Bana yaklaştığında geri çekildim. Gülümsedi ve elini kapıya atıp açtı. Aralık kapıdan gelen rüzgar saçlarımı uçuşturdu.
"Büyük başarı gösterdiğin pek çok istatistik var Derin Asu Aldinç ama bunlardan bahsetmek istemem. En azından şimdilik."
İşaret parmağımı omzuna bastırıp ittim. "Kapımı kendim açarım." Arabadan indim ve kapıyı kapatmadan yürümeye başladım.
***
Nişandan birkaç saat sonra
Kış bahçesinin soğuk koltuklarında bir süredir oturuyordum. Emir gideli belki bir saat belki de daha fazla olmuştu. Sözlerime şüphesiz inanmıştı fakat gönlüm rahat değildi. Bu asla hissetmemem gereken bir vicdan azabı mıydı? Hayır. Çok daha korkunçtu. Ona değer veriyordum ve artık onu kandırmak ruhumu amansız bir sancıya sürüklüyordu. Bir Karademir ve ben, öyle imkansızdı ki. Öyle imkansız olmalıydı ki.
Duyulmamayı arzulayan, dikkatli birkaç adım sesi beni koltuklardan kaldırdı. Üzerime örtülmüş şal bacaklarımın ısınmasını sağlamıyordu elbette. Bu yüzden soğuktan titreyen bedenimle zorlukla birkaç adım atıp kapıya yaklaştım. Annem beni burada göreceğini biliyor gibi hızlıca içeri girdi.
Yüzü endişeli gibiydi.
"Derin günlerdir kafayı yiyeceğim." Endişe işe şalımın üzerinde duran ellerimi tuttu. "Bana mektubu göster. Lale ne yazdı oraya?"
"Anne" diye inledim. Bir fısıltı gibiydi ama yalvarışım hissedilebilecek kadar içliydi aynı zamanda. "Mektuptan bahsedemezsin. Bak bu evdeyken bu konuyu asla açmamalısın. Biliyorum öğrendikten sonra durmak imkansız ama durmak zorundasın."
"Çağdaş olduğuna eminim ben. Böyle bir kötülüğü ancak o yapabilir."
"Bilmiyorum anne. Lale'nin Mert'le ilişkisi varmış. Kanında uyuşturucu bulundu. Bora kullanıyor ve çapkın. Kuzey ve Emir de..." durup yutkundum sertçe. "Hepsi olabilir tamam mı? Hiç beklemediğimiz biri olabilir. Bu yüzden bana güvenmeni istiyorum. Kim olduğunu bulacağım ve seni de o adamdan kurtaracağım."
"Ah Lale" diye inledi. Gözleri yaşlarla buğulandı. "Bu insanlar senin mücadele edeceğin türden insanlar değil Derin."
"Biliyorum anne, senden çok daha fazlasını biliyorum. Ben yapmayacağım." Tereddütle ona sarıldım. Karşılık vermekte gecikmedi. "Yalnızca bana güven."
"İyi bir anne değildim biliyorum."
Derinlerde büyük bir yaranın sızladığını hissettim. Kelimeler boğazımda düğümlendi.

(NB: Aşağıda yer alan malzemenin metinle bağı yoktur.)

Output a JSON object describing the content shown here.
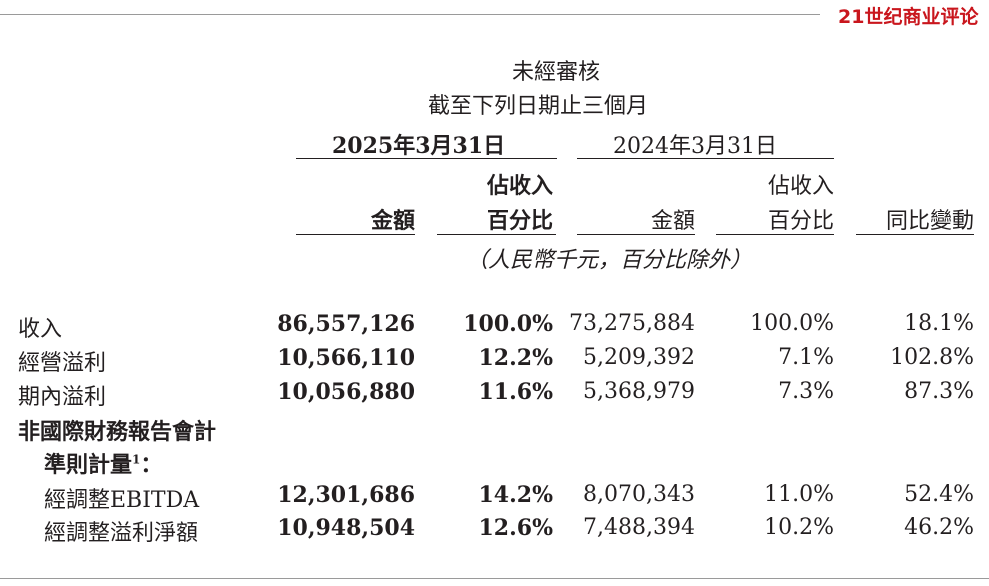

"Ama sizi hep sevdim Derin. Sana bir şey olsun istemiyorum."
"Olmayacak."
Sesim kırgınlıklarımı gizledi. Annem bu sarılmayı olabildiğince uzattı. Ve evin kapısına uzak kış bahçesinde olmamıza rağmen bir bağırış işittim. Oradan buraya kadar gelen, öfkeli bir bağırış. Emir'e ait.
"Çağdaş Karademir!"
Endişe ile titredim. Emir'in böylesine öfkeli sesini ilk kez duyuyordum. Koşarak çıktık kış bahçesinden ve aynı hızla bahçe kapısından içeri girdik. Bu sesi içerideki herkes duymuştu, zaten Karademir ailesinden başka kimse kalmamıştı evde. Dağınıklığı toplayan hizmetliler yerlerinde donup kalmıştı. Kuzey oturduğu koltukta doğruldu ve Bora elindeki bardağı dikkatle orta sehpaya bıraktı. Çağdaş Karademir ise yerinden kalkıp kapıya baktı. Sanki Emir'in neden böyle öfkeyle bağırdığını biliyor gibiydi ama bu kez yüzünde galibiyetin zevkini taşımıyordu.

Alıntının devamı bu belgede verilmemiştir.